Tenet is both awe-inspiring and exhausting, a film that suggests that Nolan could be the thinking person's Michael Bay. I don't mean that as a dig, mind you. Nolan is fascinated with contraptions, the monumental, and all the stuff that cutting edge imaging technology can put on a screen. Watching Tenet, oddly enough, I remembered an argument on Twitter about the band OK Go and their greatly admired, Rube Goldberg videos. Someone (I think it was Jeffrey Overstreet) observed that no one likes, or even remembers, songs by OK Go. They are purely a pretext for the video, an inconvenience that is nevertheless deemed necessary by the constraints of the genre. I think this is pretty much how the plot functions in Tenet

Could you follow it? I couldn't, although at a certain point I gave up and just grooved on "ooh, backwards!" There are enough basic concepts thrown out to fill the space where a plot would be. And Nolan takes his ideas seriously enough to lend them an air of legitimacy, to the degree that when something seems illogical, we are willing to suspend our judgment and just go with it. How is "reverse entropy" different from time travel, or a parallel world where history runs in reverse, presumably all the way back to the neutrinos? Who cares?
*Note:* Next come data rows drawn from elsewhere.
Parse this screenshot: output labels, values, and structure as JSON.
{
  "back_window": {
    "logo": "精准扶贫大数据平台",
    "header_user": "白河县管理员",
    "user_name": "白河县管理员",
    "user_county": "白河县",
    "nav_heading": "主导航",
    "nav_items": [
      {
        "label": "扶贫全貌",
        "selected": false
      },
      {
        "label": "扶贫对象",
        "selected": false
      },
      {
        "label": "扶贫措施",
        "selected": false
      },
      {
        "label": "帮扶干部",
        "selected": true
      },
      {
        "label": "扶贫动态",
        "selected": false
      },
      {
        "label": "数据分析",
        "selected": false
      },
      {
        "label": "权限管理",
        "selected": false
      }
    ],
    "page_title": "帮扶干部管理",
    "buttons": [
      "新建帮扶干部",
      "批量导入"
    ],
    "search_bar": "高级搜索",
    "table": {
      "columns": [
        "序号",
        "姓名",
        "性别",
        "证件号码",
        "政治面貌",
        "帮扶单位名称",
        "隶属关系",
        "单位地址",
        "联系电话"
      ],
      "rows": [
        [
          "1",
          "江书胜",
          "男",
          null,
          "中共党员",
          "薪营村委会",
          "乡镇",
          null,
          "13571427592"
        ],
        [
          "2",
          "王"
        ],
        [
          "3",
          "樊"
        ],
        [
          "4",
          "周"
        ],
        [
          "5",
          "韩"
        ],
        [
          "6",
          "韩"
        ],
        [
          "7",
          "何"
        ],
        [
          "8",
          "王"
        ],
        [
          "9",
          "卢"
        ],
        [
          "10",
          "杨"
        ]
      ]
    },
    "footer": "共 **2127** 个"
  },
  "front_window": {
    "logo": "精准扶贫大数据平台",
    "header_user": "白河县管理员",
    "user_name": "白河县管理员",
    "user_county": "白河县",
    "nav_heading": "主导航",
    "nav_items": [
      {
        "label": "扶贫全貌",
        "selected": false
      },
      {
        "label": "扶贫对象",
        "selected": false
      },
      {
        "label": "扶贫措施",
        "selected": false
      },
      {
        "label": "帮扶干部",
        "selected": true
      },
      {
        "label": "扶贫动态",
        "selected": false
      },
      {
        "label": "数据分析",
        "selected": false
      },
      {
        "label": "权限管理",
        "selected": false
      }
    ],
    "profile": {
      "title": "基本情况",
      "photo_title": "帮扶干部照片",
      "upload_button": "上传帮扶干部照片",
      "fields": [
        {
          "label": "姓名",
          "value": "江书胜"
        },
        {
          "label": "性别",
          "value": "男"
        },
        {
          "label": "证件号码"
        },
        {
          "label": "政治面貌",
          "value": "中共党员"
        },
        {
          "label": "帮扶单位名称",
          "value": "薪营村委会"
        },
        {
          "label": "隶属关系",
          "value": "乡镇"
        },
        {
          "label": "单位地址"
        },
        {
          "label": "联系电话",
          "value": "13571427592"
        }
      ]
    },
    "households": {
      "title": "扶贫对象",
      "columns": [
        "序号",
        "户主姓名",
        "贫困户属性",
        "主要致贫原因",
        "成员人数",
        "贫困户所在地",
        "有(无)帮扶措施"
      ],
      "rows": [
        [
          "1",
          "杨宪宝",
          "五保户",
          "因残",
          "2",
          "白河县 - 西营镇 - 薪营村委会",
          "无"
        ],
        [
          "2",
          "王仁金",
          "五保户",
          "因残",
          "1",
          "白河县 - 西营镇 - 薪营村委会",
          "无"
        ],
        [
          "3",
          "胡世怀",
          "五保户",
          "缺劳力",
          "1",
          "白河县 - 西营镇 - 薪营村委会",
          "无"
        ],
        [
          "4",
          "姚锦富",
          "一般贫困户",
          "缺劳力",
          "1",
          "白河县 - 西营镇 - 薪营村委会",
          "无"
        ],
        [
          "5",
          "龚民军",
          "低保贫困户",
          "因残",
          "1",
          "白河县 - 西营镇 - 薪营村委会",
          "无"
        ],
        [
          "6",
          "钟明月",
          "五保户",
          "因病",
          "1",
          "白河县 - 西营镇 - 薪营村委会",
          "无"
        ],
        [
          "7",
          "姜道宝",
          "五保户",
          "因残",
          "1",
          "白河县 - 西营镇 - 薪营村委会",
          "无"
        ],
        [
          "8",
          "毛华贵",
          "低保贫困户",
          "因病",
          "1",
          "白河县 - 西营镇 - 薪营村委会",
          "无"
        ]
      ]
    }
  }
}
So really, when certain aspects of Tenet turn out to be palindromes, it makes enough sense for us to not get hung up. But like a magician, Nolan is interested in the trick, and the sci-fi mumbo jumbo is little more than misdirection. This is a formalist exercise, and on that level it mostly succeeds. From the opening setpiece in the opera house, through its extended car chases and side-by-side views of The World and Dlrow Eht, Tenet is a technical marvel. When the film opened, I made mention of the Lumiere brothers' famous Destruction of a Wall, the film where it was (allegedly) discovered that cranking the filmstrip in reverse could manipulate our perception of time itself. In fact, Tenet is really just a 21st century, high-tech version of that feat of early cinema, and the pleasures it offers are very much the same.

Tenet gets a little bloated. The two-team attack on the bad guy's desert compound is a bit tedious, mostly because Nolan overestimates how many moving parts we can keep track of and adequately admire. And while the buddy-cop energy between Protagonist (John David Washington) and Neil (Robert Pattinson) actually works pretty well within the film's limitations, the supposed emotional core of Tenet (Washington and Elizabeth "the Human Giraffe" Debicki) is fairly embarrassing. (Notice how we never even meet the kid? That's how much Nolan cares.)

But then again, I've never seen a building un-blow-up on the top, only to re-blow-up on the bottom. That was cool.